• HR Nomad

SELF-COACHING EXPERIMENT:Rebecca's Nepal Mount Everest Trekking Diary 16/19:TRADITION MEETS HIGHTECH

Aktualisiert: Apr 23

Nepal is also a country of extremes and contrasts. On the one hand it lives and loves its tradition, maintains Buddhist customs, handicrafts and caste systems. Most of the population still lives in agriculture and tourism.


On the other hand, the high tech world also plays a role here. Like this, we meet farmers in traditional costumes with an iPhone in their hand or a tea-house with cattle farming that has set up a modern solar power station, only to offer tourists a TV program. These extreme effects are surreal and sometimes difficult to understand, especially when considering that on the other hand there are still outhouses without toilet paper and lack of hygiene standards and laundry is still washed in the rivers by hand or Sherpa with worn-out flip-flops that march up the steepest mountain slopes and with that partly risking their lives.


And when I talk to my guide about it, he just answers with: " C'est la vie!" These extremes are often difficult to connect to. And yet they exist here and it seems to be working well, nevertheless.

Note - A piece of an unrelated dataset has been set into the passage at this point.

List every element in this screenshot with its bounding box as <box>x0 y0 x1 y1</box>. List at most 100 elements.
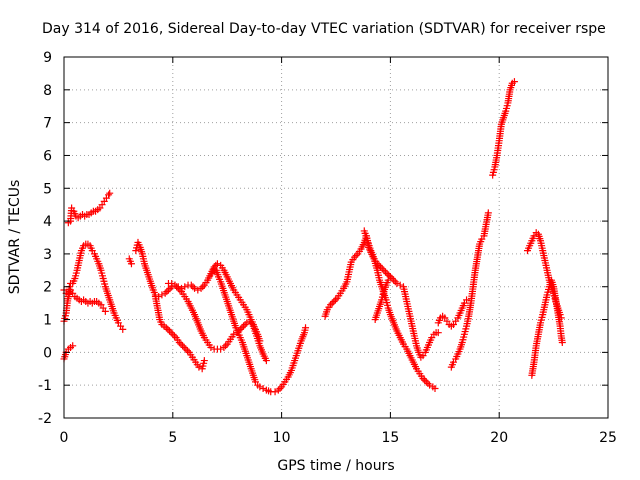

In HR business terms, we call this state of tolerance of ambiguity. It refers to the ability to accept other opinions and views as well as to endure ambiguities and contradictions in situations and practices without feeling uncomfortable or being aggressive. In particular for processes to a foreign cultural situation, lack of tolerance of ambiguity can lead to malaise and confusion.*


I keep thinking about my many change processes that I have accompanied in international companies. Especially in intercultural teams, in merger activities of several parts of enterprises or company cultures changes often collide with extremes. It is difficult for many people to cope with ambiguity and react with fear or defense. And in particular, those cultures that have committed themselves to the plan-able regularity, process and quality to perfection (we Germans) often have the most to fight...


Do you feel caught by this description? ;) Maybe such an experience is just right for you. Such a trip to discover extremes is a super exercise to learn tolerance of ambiguity. Learn to accept and cope with things as they are, and learn that extremes can exist and coexist very well with each other.